THE WRITER’S LIFE
A question asked of me recently on Quora was, Do you have any tips on how to write fight scenes? Not wishing to be anyone’s pro bono ghostwriter, I related to the question in the same way it was posed to me: personally…
Just as there are a finite number of plots but near-infinite stories, there are countless fight scenarios. Assuming a physical fight, and not the kind of mental torment which can play in the mind forever, then it comes down to genre.
‘Show, don’t tell’ is most writers’ rule, each has their own style, and you’ll get a different answer from every author you ask. Experiment, play, throw away, and you’ll find something which works for you.
There’s a part of the writer in every story, whether it be a personality trait in a character, or a location from the fringe of memory. I write mainly science fiction, horror and surrealism, but whether one of those or something completely different (I write children’s stories too), I’ll always put myself in a story. If I was writing a fight scene, I’d place myself in one or more of the characters – probably writing in first person – so I’m in the thick of the action, either beating someone up or getting laid out myself.

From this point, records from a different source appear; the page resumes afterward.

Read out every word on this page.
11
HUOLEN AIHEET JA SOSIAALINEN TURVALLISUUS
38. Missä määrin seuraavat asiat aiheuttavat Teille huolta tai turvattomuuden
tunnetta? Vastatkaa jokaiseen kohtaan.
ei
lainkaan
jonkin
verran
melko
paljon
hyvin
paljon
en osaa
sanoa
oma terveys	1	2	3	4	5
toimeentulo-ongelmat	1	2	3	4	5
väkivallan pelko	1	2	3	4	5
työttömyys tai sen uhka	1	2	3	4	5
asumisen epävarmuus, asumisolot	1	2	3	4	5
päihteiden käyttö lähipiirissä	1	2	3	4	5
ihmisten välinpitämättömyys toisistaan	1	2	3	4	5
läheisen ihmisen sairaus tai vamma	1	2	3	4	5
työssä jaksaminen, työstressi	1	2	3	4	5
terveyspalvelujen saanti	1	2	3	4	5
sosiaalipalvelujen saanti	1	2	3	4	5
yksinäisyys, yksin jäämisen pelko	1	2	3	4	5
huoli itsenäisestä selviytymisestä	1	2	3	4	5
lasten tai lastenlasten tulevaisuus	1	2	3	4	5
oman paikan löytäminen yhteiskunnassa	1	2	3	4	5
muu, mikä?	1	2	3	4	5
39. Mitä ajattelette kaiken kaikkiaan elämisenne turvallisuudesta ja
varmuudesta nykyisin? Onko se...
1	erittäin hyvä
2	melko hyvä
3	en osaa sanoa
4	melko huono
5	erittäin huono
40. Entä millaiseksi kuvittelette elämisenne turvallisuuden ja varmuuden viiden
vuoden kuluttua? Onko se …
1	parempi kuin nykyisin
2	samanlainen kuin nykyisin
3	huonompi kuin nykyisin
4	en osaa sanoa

Us writers we have only words, so the imagery is in our readers’ minds rather than on-screen, but we can engage all of the senses nonetheless.
Avoid cliches (we know blood is blood red), and think yourself into the scene: The way someone’s face contorts when you punch them in the jaw; and on the other end, a splitting sound, like a wishbone being pulled as a mallet hits you in the face. There’s a sharp, searing headache as your brain bounces around your skull and you fall, grateful as the concrete floor turns out the lights. You wake with a mouth full of gravel, and spit jagged pearls, marbled red like tiny scoops of raspberry ripple ice cream, and you smell iron, like the barbells at the gym, as blood congeals in your nose. As you tend your wounds in the mirror, you plot revenge.
Fight scenes are situations you need to have been in to tell the story convincingly. Some things in real life become impossible to relate, so the fight is in the words as they’re written on the page. It’s why I use a typewriter: the physical impact of metal platen onto pristine paper leaves not just a mark, not only words in ink like a tattoo, but an impression, and a much deeper scar.
If the battlefield is the kind of mental torment which can play in the mind forever, then this was a parable of the internal conflict I face every day in my head. That’s why I write, experiment, play and throw away: Writing as therapy.
Dialogue can help, and sometimes talking to yourself can be as useful as fighting your alter ego. The first rule of fight club in writing, is there are no rules.